Kidder, 54, moved to Colorado Springs from Buffalo, N.Y., in 1980 and did soil testing for a geotechnical engineering firm for eight years before joining the city.
He’s had several management roles, and in recent years, he’s been the guy who prioritizes and manages the list of city road projects under the Pikes Peak Rural Transportation Authority. The 2004 voter-approved sales and use tax pays for roadway construction and maintenance in the area.
“It’s a huge job, and he’s had a lot of responsibility,” said El Paso County Commissioner Dennis Hisey, who serves on the PPRTA board of directors.
“I appreciate the fact that when he came to us with a cost overrun or a change, he was always a straight shooter. He’d tell us what the problem was and what they would do to solve it. And he got it done,” Hisey said.
It’s not hard to figure out that Colorado Springs’ network of streets has problems, mainly because it lacks a grid design for east-west travel. Some streets, like Constitution Avenue, just end. But getting from here to there requires a delicate balancing of neighbors’ concerns and traffic needs, Kidder said.
“Neighbors have long fought projects at the cost of the commuters,” he said. “The East-West Mobility Study was the first time commuters had a say."
Through PPRTA funding, some of the recommendations of that 2001 study are being accomplished, including extending Woodmen Road and Austin Bluffs Parkway.
“Colorado Springs has a lot of unfinished road projects. Some of the extensions have been on the books for decades. I understand neighbors’ resistance, but when we come in with sound walls or rubberized asphalt to lesson the noise, they are less reluctant,” Kidder said.
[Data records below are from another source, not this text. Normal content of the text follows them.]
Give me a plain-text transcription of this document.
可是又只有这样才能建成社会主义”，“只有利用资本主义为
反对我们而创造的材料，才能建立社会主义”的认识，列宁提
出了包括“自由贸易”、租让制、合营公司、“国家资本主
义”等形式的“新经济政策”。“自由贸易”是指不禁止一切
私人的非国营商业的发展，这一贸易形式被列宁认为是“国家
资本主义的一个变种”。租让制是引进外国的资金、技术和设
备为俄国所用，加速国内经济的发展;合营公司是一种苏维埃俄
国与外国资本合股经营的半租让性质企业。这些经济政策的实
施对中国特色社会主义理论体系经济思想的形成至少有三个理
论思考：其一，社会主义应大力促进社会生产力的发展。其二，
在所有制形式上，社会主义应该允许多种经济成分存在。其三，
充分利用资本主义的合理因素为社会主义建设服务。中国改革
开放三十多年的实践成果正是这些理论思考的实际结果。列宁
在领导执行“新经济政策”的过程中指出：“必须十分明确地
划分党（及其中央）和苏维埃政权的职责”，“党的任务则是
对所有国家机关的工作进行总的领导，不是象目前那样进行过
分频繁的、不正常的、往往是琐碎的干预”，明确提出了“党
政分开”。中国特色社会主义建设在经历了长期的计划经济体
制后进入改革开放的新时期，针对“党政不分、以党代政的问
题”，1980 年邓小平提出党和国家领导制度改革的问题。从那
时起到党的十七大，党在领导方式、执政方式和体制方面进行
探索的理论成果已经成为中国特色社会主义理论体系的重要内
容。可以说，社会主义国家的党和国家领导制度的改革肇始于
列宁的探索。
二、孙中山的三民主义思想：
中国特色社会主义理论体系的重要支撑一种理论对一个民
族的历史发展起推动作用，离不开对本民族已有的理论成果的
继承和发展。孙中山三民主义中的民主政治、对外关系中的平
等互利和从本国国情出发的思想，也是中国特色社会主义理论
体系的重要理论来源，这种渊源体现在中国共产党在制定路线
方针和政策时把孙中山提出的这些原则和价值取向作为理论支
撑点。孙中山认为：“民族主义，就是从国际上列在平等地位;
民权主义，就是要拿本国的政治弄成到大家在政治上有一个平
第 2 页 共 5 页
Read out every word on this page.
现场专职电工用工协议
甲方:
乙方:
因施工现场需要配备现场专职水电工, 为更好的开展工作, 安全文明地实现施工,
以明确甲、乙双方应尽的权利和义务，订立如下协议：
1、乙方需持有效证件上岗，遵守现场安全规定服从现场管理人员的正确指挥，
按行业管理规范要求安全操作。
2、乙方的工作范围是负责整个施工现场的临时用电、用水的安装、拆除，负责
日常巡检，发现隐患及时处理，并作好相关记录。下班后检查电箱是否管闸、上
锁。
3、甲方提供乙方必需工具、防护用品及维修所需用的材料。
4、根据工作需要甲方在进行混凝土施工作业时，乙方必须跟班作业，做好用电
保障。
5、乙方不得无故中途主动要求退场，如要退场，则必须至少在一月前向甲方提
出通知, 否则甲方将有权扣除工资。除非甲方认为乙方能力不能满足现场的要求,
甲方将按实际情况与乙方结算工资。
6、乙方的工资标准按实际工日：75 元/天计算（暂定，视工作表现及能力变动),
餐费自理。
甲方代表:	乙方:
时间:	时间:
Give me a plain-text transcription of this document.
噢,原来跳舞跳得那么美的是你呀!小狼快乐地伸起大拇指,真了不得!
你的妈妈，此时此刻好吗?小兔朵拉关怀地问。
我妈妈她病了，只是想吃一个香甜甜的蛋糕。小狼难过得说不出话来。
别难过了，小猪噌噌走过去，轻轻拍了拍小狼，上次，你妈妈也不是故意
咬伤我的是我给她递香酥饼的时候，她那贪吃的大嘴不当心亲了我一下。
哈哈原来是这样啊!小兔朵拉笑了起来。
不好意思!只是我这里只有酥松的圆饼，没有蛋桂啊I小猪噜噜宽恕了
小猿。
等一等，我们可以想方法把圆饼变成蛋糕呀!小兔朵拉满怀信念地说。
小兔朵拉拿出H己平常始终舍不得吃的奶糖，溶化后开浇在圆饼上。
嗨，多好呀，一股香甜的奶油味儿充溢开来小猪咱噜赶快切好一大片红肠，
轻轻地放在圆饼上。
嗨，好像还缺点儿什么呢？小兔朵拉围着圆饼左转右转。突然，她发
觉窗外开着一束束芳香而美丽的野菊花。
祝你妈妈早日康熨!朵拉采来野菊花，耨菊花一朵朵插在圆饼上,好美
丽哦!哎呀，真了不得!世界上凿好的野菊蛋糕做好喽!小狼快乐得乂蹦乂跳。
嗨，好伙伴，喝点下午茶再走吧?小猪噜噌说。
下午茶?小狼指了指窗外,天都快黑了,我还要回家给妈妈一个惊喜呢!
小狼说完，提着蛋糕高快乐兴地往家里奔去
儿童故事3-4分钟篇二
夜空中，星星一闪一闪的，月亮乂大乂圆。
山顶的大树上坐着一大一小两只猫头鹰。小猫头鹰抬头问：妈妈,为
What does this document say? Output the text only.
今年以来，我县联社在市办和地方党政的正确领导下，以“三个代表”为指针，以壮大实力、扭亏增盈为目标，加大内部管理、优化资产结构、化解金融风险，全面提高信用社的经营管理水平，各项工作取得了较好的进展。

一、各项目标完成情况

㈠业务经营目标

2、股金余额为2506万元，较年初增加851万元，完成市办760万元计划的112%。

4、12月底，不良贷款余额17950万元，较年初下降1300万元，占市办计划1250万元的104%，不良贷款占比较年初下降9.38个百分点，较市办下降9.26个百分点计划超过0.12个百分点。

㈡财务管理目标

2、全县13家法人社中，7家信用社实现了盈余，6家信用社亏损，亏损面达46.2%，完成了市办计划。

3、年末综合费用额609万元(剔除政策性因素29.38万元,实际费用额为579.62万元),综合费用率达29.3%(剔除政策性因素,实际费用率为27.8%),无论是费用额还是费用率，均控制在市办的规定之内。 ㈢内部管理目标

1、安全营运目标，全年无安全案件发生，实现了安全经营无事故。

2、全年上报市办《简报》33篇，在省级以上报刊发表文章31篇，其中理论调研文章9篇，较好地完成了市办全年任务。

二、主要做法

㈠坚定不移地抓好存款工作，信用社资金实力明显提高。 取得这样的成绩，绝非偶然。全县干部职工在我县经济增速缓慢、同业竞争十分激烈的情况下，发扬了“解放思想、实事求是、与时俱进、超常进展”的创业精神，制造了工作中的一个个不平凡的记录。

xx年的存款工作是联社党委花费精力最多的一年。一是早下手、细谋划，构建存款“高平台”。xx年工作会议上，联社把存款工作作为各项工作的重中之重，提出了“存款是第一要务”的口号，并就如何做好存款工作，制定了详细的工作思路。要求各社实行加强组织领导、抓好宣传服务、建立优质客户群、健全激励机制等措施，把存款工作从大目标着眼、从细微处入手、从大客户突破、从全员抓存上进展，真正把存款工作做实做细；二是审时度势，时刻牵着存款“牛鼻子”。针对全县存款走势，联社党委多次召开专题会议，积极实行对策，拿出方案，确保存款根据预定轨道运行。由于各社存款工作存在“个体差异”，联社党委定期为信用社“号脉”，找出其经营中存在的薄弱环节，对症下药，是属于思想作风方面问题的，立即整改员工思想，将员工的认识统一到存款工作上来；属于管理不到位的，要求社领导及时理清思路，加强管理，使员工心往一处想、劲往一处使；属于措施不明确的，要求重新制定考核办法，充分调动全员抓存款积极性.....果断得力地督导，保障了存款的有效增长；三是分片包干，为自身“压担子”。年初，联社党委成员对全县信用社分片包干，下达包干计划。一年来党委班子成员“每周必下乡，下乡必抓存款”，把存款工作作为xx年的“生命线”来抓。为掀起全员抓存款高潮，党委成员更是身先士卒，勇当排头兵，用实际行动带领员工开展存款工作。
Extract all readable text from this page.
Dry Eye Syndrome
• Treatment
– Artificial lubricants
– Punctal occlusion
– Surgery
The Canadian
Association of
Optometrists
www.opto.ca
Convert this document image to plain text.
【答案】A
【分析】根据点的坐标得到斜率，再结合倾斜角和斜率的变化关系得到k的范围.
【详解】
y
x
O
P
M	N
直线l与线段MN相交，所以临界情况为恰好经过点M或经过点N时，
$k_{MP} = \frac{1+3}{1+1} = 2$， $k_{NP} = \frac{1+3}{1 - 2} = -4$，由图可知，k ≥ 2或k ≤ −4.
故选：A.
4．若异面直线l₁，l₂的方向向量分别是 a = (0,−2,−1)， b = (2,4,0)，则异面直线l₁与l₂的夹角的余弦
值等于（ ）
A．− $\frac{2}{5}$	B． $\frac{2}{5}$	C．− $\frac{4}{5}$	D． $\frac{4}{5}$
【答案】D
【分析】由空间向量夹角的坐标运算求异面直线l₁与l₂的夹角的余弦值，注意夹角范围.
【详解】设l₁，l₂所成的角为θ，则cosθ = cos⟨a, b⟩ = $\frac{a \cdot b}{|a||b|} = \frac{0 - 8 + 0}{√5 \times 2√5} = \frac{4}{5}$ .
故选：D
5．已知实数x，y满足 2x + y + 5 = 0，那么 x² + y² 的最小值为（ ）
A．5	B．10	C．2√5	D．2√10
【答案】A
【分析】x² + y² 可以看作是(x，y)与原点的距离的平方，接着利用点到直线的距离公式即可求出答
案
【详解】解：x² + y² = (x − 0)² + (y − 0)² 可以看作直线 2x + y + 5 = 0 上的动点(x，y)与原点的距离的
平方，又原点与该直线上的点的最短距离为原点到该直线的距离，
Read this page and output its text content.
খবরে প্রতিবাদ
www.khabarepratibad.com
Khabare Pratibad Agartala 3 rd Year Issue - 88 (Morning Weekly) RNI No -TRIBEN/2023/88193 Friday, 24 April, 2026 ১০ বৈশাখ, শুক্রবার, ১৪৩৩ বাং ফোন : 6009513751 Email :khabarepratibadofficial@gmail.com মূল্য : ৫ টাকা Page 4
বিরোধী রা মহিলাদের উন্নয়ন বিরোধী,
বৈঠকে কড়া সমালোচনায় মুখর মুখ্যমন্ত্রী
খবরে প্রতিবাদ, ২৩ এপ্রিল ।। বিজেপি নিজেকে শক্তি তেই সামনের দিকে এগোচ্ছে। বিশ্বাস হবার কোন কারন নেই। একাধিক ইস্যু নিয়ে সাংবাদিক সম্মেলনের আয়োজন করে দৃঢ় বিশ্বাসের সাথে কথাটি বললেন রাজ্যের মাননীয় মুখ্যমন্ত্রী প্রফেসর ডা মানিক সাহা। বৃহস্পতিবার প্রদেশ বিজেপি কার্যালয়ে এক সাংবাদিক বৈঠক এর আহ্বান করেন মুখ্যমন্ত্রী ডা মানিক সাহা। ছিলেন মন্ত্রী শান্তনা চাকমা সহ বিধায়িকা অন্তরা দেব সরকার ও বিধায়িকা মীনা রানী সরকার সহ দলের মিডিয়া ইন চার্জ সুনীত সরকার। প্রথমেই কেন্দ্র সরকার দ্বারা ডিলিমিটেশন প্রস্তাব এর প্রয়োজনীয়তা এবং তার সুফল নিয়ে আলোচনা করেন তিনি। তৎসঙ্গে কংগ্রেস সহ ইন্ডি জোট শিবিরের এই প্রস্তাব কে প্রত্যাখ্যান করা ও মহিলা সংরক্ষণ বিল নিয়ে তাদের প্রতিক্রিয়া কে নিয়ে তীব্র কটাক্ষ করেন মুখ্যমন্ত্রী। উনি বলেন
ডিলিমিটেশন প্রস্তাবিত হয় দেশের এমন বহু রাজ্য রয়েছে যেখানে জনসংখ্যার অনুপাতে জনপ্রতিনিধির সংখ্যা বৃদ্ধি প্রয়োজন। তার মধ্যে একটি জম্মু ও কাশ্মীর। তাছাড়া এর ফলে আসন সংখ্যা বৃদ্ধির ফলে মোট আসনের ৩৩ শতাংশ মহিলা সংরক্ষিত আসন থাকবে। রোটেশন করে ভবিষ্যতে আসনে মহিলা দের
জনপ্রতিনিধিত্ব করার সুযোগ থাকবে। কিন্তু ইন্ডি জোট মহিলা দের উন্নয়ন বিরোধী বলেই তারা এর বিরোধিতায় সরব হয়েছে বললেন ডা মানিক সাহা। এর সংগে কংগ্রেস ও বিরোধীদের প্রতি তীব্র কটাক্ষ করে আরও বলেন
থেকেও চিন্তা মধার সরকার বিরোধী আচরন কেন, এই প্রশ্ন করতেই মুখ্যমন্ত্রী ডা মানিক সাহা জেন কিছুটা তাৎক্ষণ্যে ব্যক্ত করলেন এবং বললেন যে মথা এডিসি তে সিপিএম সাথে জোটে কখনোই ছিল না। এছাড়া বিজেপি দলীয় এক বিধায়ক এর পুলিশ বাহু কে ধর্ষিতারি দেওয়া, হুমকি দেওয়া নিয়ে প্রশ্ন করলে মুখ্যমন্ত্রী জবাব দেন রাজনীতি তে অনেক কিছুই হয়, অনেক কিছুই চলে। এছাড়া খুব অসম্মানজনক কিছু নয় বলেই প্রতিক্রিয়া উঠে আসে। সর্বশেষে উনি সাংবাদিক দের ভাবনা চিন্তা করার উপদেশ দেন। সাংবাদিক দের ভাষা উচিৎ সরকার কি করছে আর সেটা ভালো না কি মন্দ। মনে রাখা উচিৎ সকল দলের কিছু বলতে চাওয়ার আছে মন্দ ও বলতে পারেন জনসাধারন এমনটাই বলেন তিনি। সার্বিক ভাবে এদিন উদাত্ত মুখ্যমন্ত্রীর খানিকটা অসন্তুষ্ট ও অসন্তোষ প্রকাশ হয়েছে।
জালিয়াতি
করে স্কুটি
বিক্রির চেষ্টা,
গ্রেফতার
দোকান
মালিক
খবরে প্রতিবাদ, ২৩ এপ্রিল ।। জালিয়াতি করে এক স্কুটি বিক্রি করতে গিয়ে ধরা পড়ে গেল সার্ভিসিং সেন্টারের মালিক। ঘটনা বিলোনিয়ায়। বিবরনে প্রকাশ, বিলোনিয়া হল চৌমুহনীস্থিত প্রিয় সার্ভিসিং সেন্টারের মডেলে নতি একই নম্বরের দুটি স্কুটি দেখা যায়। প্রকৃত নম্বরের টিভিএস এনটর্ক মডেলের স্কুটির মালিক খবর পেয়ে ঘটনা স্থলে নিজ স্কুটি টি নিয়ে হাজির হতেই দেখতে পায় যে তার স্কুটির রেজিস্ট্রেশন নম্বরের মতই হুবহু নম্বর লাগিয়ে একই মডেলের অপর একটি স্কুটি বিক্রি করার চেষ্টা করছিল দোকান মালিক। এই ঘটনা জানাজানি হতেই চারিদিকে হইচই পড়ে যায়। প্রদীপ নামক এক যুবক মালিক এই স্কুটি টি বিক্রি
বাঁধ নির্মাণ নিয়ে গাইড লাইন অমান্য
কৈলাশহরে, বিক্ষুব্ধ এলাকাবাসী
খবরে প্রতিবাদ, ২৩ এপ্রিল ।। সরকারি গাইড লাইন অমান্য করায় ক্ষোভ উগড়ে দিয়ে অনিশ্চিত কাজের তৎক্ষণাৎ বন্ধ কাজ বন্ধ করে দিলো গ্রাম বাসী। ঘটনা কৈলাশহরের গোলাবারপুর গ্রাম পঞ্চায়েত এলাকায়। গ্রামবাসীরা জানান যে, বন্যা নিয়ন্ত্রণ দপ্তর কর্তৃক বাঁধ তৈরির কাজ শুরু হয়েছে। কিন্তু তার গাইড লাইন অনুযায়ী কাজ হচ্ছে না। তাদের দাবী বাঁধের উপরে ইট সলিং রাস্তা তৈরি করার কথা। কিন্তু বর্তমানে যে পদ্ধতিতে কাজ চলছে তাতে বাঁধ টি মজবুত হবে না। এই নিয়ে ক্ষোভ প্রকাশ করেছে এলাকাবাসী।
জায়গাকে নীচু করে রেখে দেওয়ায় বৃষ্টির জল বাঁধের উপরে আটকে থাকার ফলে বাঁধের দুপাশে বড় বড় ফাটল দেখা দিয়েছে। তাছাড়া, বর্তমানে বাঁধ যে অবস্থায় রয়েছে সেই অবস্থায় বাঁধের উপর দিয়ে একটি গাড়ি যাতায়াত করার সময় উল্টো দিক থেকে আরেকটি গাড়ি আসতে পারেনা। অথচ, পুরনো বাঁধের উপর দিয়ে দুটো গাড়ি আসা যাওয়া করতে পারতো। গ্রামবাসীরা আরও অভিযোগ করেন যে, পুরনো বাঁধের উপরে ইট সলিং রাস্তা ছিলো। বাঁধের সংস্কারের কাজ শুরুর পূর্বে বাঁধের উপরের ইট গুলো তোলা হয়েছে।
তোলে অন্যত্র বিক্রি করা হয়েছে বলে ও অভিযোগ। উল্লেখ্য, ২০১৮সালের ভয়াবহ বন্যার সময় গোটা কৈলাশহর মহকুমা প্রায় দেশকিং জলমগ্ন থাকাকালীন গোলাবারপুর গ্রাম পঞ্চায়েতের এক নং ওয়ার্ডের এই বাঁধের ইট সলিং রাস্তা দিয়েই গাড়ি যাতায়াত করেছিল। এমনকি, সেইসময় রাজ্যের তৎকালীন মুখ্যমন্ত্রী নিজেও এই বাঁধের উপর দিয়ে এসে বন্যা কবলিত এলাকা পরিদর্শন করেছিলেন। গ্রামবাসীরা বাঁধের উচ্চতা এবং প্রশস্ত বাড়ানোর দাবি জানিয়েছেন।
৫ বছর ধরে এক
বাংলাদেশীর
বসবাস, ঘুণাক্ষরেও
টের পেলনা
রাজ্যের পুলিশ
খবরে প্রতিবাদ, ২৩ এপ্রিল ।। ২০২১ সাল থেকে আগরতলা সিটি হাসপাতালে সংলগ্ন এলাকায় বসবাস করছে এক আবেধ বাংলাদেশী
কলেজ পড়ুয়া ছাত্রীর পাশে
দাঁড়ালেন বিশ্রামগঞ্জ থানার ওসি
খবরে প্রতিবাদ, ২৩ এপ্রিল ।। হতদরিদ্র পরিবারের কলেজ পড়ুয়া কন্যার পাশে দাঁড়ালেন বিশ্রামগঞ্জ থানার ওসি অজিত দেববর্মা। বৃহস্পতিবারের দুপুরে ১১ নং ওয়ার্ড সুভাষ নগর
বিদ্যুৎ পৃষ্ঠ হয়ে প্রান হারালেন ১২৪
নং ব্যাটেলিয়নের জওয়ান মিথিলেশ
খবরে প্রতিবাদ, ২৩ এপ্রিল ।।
Beverly Majewski, financial manager for the PPRTA, said she has valued Kidder’s ability to talk about technical issues in a non-technical way, and mix in a little humor.
“We’ll really miss his presentations. He can take complicated things and explain them to committee and staff,” she said.
Kidder lists as top accomplishments under his leadership replacing the Cimarron bridge over Interstate 25 after it fell apart, building a new Austin Bluffs bridge over Union Boulevard and building a Woodmen Road bridge over Academy Boulevard, which opened in March.
“We also built the first triple left turn in the city at Fillmore Street and Union Boulevard. There was a lot of opposition — people said it would never work. But it solved the problem, and people finally understand it,” Kidder said.
Part of the reason Kidder is headed out of town is because he doesn’t favor Colorado Springs’ new strong mayor form of government. The mayor, to be determined in Tuesday’s election, will select department heads, who will report to him and not a city manager. That doesn’t sit well with Kidder.
“It opens the door for corruption, for a good-old-boy system,” he said.